2) Announce “speed bumps” to discourage portfolio investments.
Monetary officials can announce–without actually implementing–mechanisms that can make it difficult for foreign investors to bring out investments in Philippine stocks and bonds. Foreign portfolio investments are highly speculative and can be easily withdrawn unlike foreign direct investments, such as factories and equipment which are not easily convertible to cash.
The announcement–even without the corresponding action–may help arrest the inflow of dollars coming into the country that help boost the peso’s value vis-a-vis the dollar.
“In this situation, the announcement will work,” Fabella said, adding that foreign investors may be able to take the hint.
3) Encourage the national government to borrow in pesos.
Instead of borrowing in dollars, which is currently cheaper, the government should borrow in pesos, Fabella said.
“You have to convince the national government that although there is an interest rate differential, the overall effect of borrowing in pesos will be good for the economy,” the economist said.
But wouldn’t the move help increase demand for pesos and thereby, boost its value in relation to the dollar?
Not necessarily, said Arnold Tenorio, the Manila Times Business Editor, who also has an MBA from UP.

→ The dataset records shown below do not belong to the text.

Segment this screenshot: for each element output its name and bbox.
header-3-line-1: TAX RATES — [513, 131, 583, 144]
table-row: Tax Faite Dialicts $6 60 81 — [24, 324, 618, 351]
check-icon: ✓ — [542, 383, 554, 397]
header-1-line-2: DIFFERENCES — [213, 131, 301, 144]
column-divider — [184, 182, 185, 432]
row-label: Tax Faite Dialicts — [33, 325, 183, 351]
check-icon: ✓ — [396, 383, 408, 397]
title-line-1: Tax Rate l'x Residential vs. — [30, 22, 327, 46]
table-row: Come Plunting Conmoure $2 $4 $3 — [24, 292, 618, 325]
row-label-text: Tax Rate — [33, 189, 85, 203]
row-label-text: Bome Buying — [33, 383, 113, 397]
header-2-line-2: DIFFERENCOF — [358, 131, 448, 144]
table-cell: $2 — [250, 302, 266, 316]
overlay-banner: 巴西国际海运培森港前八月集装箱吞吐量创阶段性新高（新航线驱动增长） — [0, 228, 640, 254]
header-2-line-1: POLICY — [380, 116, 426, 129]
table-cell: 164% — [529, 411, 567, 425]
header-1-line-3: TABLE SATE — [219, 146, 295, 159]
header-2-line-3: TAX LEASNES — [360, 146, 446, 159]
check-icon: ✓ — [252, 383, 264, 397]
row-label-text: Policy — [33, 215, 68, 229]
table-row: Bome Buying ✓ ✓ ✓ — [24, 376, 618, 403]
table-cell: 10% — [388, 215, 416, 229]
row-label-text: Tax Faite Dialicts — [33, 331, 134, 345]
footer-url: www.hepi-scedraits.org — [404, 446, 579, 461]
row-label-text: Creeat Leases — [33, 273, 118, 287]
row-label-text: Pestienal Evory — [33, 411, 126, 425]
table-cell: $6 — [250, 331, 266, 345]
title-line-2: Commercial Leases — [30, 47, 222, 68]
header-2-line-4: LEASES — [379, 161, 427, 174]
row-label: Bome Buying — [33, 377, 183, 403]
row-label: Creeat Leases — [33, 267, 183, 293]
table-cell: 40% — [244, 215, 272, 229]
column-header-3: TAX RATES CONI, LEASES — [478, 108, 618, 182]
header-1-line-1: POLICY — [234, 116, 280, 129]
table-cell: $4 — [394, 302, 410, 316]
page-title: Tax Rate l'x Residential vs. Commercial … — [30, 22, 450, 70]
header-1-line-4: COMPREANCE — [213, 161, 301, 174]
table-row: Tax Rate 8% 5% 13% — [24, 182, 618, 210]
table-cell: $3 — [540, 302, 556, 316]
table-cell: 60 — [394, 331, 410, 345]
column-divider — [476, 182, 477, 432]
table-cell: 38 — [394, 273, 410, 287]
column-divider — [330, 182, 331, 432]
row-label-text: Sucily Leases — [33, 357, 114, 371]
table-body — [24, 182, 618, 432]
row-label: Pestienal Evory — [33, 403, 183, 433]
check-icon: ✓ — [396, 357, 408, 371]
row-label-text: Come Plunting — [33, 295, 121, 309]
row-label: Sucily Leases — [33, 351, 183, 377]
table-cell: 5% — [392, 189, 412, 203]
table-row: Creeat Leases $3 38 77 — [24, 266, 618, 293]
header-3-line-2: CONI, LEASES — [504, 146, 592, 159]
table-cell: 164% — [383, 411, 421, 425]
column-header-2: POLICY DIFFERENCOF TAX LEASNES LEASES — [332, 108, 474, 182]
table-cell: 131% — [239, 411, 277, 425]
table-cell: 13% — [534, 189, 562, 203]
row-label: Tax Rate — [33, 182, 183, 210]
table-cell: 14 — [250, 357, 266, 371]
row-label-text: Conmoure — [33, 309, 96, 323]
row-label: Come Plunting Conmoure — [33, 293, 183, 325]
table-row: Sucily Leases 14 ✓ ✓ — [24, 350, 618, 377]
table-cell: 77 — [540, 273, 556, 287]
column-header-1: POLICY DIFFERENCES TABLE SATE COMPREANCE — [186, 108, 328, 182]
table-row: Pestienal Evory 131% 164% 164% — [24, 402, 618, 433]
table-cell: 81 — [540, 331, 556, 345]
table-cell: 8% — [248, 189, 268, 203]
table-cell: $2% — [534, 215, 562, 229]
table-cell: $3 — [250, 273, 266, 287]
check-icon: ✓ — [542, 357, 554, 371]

The financial system is awash in cash, he said, adding the national government should use up the cash stored in the BSP’s special deposit accounts** (SDA). Cash stored in the SDA have reached P1.73 trillion, roughly the amount of the national budget for 2012. The SDA is a a high-interest earning deposit account that siphons off excess cash in the financial system, making it one of the BSP’s tools to fight inflation.
*The word “encouraged” is used here to include various interpretations, including the use of incentives, financial and otherwise.
**From The He Who Has No Scruples, Fun and Money Soon Quadruples Dept.*** If you have a minimum of P100,000 lying around, go to your bank and ask them you wish to open an SDA. Not only is it risk-free, its interest is higher than a time deposit account.